The Ontario Pension Board is announcing its plans for managing the coming departures of two of its top executives — Mark Fuller, president and chief executive officer, and Peter Shena, executive vice-president and chief pension officer.
Shena (pictured right) will be stepping down from his role at the end of 2023, while Fuller (pictured left) will be leaving at the end of 2024. Plans for their departures have been underway for several years, according to the $31-billion defined benefit pension plan.
“As we’ve considered this transition over a long period of time, we will be deliberate and careful about searching for the right people to carry forward our strong culture,” said Fuller in a statement to the Canadian Investment Review. “The CEO and CPO need to be joined at the hip and in complete alignment strategically, as Peter and I have been.”
To facilitate the plan’s transition to new leadership, the board launched a succession working group. “The board is committed to finding leaders who will not only bring the right skills to the roles, but who will continue the advancement of OPB’s thriving culture and our advisory services model,” said Shena in a statement to the Canadian Investment Review.
The pension fund has tasked an executive search firm with assisting in the recruitment of permanent successors. According to Shena, it will initially search for a single individual, a strategic thinker with exceptional stakeholder management and relationship-building skills, broad executive-level experience and professional exposure to pension plans and governmental organizations.
“In terms of leadership style, this person should inspire and empower and be authentic and collaborative, setting the tone from the top in a way that encourages accountability and performance excellence, modelling and embracing change,” said Shena. “They will also [need to] be skilled at balancing prudence with appropriate levels of risk-taking.”
The successful candidate, who will join as president and interim CPO, will become the president and CEO after Fuller’s departure. During the interim stage, the candidate will work alongside Shena within the pension group. And he’ll remain available to support his successor in 2024.
The candidate will also work with Fuller to transition into the role of president and CEO and help in the selection of a permanent CPO. “I have to say that it will be tough to replace Peter with one person — he is one of the most knowledgeable and capable pension experts in the country [and] his portfolio of responsibilities at OPB has been extensive,” said Fuller.
Dave Bulmer, a board director at the OPB and president of the AMAPCEO (formerly known as the Association of Management, Administrative and Professional Crown Employees of Ontario), says both departing executives will leave a lasting mark on the organization. “[The OPB has] gone above and beyond by focusing on [environmental, social and governance issues], the modernization of its technology and by championing diversity, equity and inclusion in the workplace.
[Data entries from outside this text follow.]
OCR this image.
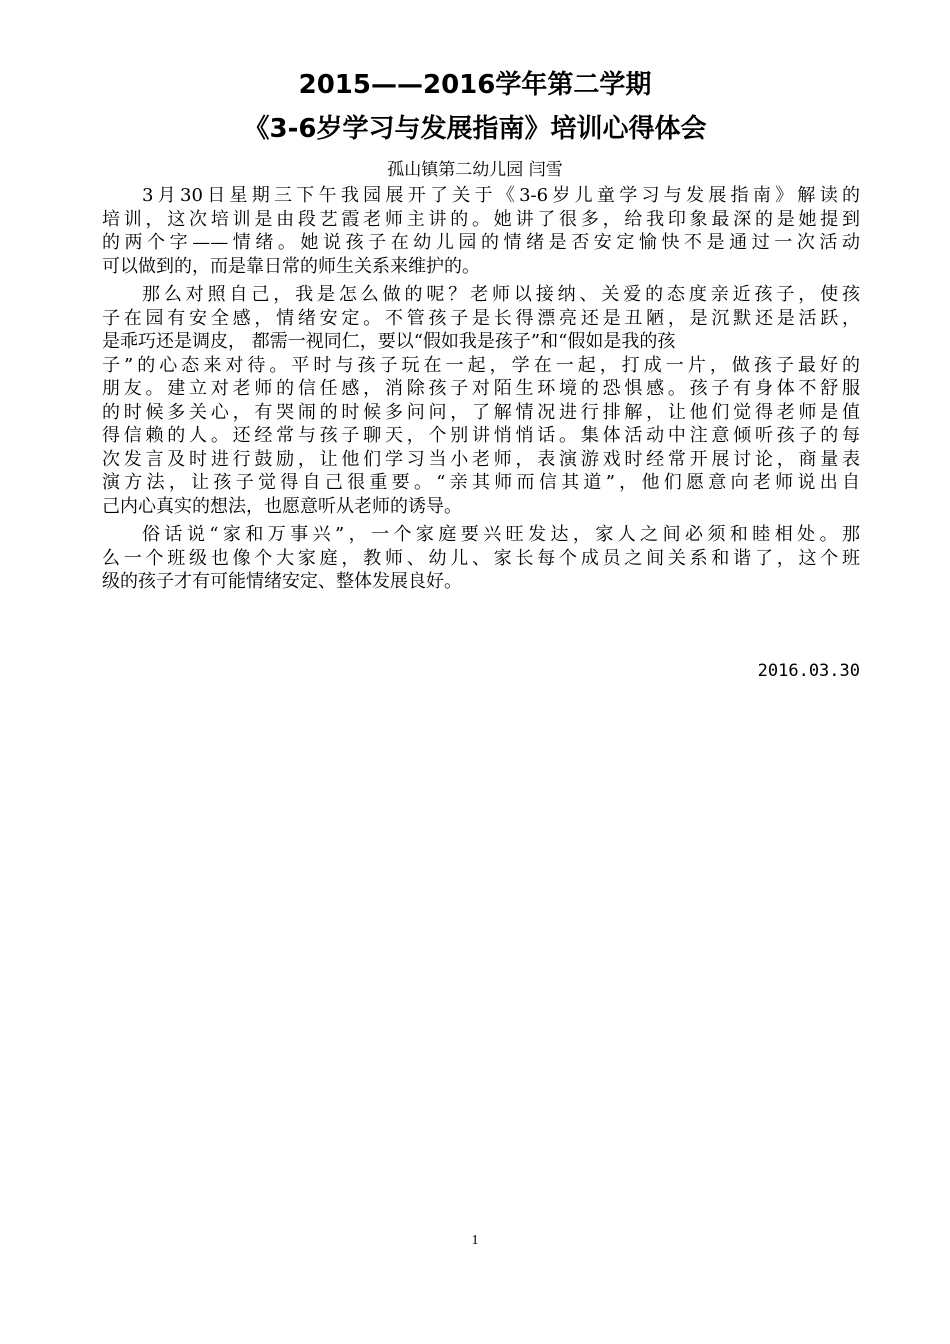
2015——2016学年第二学期
《3-6岁学习与发展指南》培训心得体会
孤山镇第二幼儿园 闫雪
3月30日星期三下午我园展开了关于《3-6岁儿童学习与发展指南》解读的
培训，这次培训是由段艺霞老师主讲的。她讲了很多，给我印象最深的是她提到
的两个字——情绪。她说孩子在幼儿园的情绪是否安定愉快不是通过一次活动
可以做到的，而是靠日常的师生关系来维护的。
那么对照自己，我是怎么做的呢？老师以接纳、关爱的态度亲近孩子，使孩
子在园有安全感，情绪安定。不管孩子是长得漂亮还是丑陋，是沉默还是活跃，
是乖巧还是调皮， 都需一视同仁，要以“假如我是孩子”和“假如是我的孩
子”的心态来对待。平时与孩子玩在一起，学在一起，打成一片，做孩子最好的
朋友。建立对老师的信任感，消除孩子对陌生环境的恐惧感。孩子有身体不舒服
的时候多关心，有哭闹的时候多问问，了解情况进行排解，让他们觉得老师是值
得信赖的人。还经常与孩子聊天，个别讲悄悄话。集体活动中注意倾听孩子的每
次发言及时进行鼓励，让他们学习当小老师，表演游戏时经常开展讨论，商量表
演方法，让孩子觉得自己很重要。“亲其师而信其道”，他们愿意向老师说出自
己内心真实的想法，也愿意听从老师的诱导。
俗话说“家和万事兴”，一个家庭要兴旺发达，家人之间必须和睦相处。那
么一个班级也像个大家庭，教师、幼儿、家长每个成员之间关系和谐了，这个班
级的孩子才有可能情绪安定、整体发展良好。
2016.03.30
1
They’ve also really instilled a positive work culture — something no one should ever take for granted.”
John Cerasuolo, president of the Ontario Provincial Police Association, adds Fuller and Shena took steps to ensure transparency was taken seriously at the OPB. “When police officers hear about market downturns, we worry about what it will mean for our retirements. Mark and Peter always took the time to educate our members and they made sure our pensions were positioned for steady growth in any market environment.”
During the period that Fuller and Shena held these roles at the OPB, they pursued two major initiatives that transformed the organization — the 2015 implementation of a new pension advisory services model and the 2017 launch of the Investment Management Corp. of Ontario.
“We launched advisory services because we believed it was our responsibility to provide members with the support and unbiased guidance they need to make well-informed decisions that support their financial well-being in retirement,” said Shena.
Fuller led the efforts to launch the IMCO and designed its governance structure. Shena took responsibility for helping to educate the stakeholder organizations about the value provided by asset pooling and securing the buy-in of other founding stakeholder organizations.
“The creation of the IMCO gave us all a level of comfort about our retirement stability,” says Cerasuolo. “By creating it, Mark and Peter will continue to help us enjoy comfortable retirements as they enjoy their own.”